Economic development requires a government that is accountable to the people and must meet public demands to stay in power. Participation from groups within the population in discussion and debate also ensures that problems are aired and solutions discussed. To enable the government to build up the health, education and transport infrastructure, sufficient tax revenues are required. Developing countries generally derive much of their revenue from customs and excise duties and indirect taxes such as sales tax and value-added tax (VAT). Sufficient tax revenue may only be collected if nations also can assess personal and corporate earnings and effectively collect tax, which requires a relatively organized and skilled tax administration.


A well-developed legal system must be implemented to ensure that people and businesses may conclude and enforce contracts, protect their intellectual property and ensure the security of their assets.
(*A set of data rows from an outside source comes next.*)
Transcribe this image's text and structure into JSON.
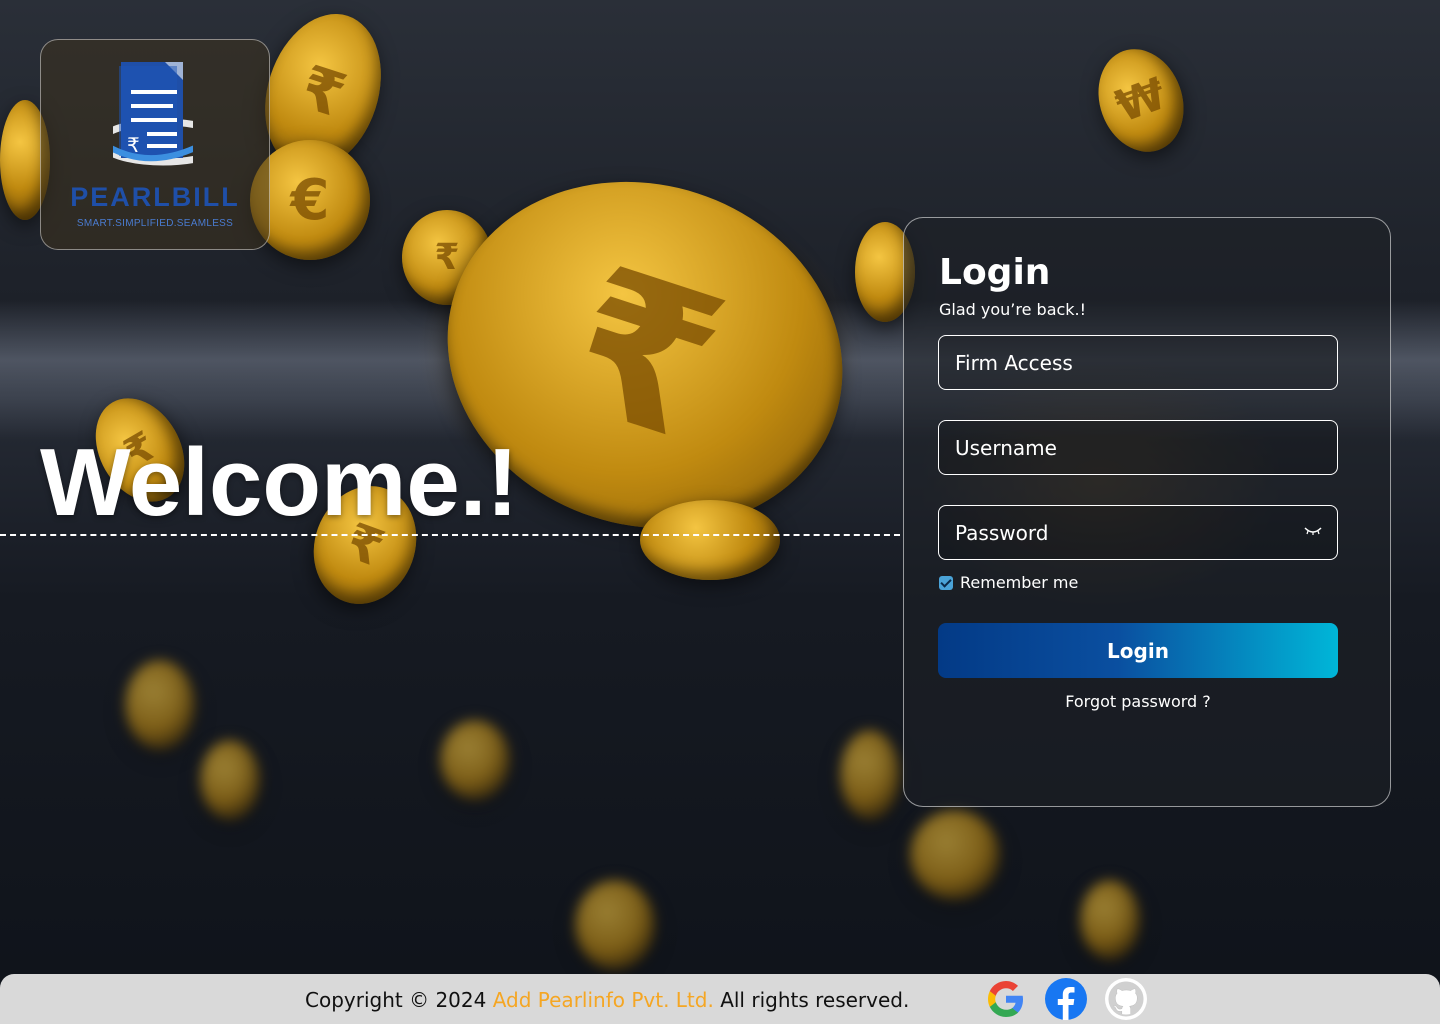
{
  "brand": {
    "name": "PEARLBILL",
    "tagline": "SMART.SIMPLIFIED.SEAMLESS"
  },
  "hero": {
    "welcome": "Welcome.!"
  },
  "login": {
    "title": "Login",
    "subtitle": "Glad you’re back.!",
    "firm_placeholder": "Firm Access",
    "username_placeholder": "Username",
    "password_placeholder": "Password",
    "remember_label": "Remember me",
    "remember_checked": true,
    "button_label": "Login",
    "forgot_label": "Forgot password ?"
  },
  "footer": {
    "copyright_prefix": "Copyright © 2024",
    "company": "Add Pearlinfo Pvt. Ltd.",
    "rights": "All rights reserved.",
    "social_icons": [
      "google-icon",
      "facebook-icon",
      "github-icon"
    ]
  },
  "colors": {
    "accent_start": "#033a86",
    "accent_end": "#00b6d8",
    "company_link": "#f5a623",
    "footer_bg": "#d9d9d9"
  }
}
The laws must be enforced by an effective system of courts that hand down decisions that are carried out by an adequate policing system. Economic development goals also must include an effective banking system that enables businesses to obtain loan financing without having to resort to an informal system of finance charging very high interest rates.

Some economic development goals depend on the historical and geographical background of a country. Some developing countries have, for historical reasons, tended to grow just one or two crops or mine certain metals, and they are entirely dependent on income from those few raw materials. Given the extent to which commodity prices may fluctuate, this leaves them open to the price swings on the world market, which they cannot control. Such countries must implement policies to diversify their agricultural and industrial base to achieve a secure national income and sustainable development.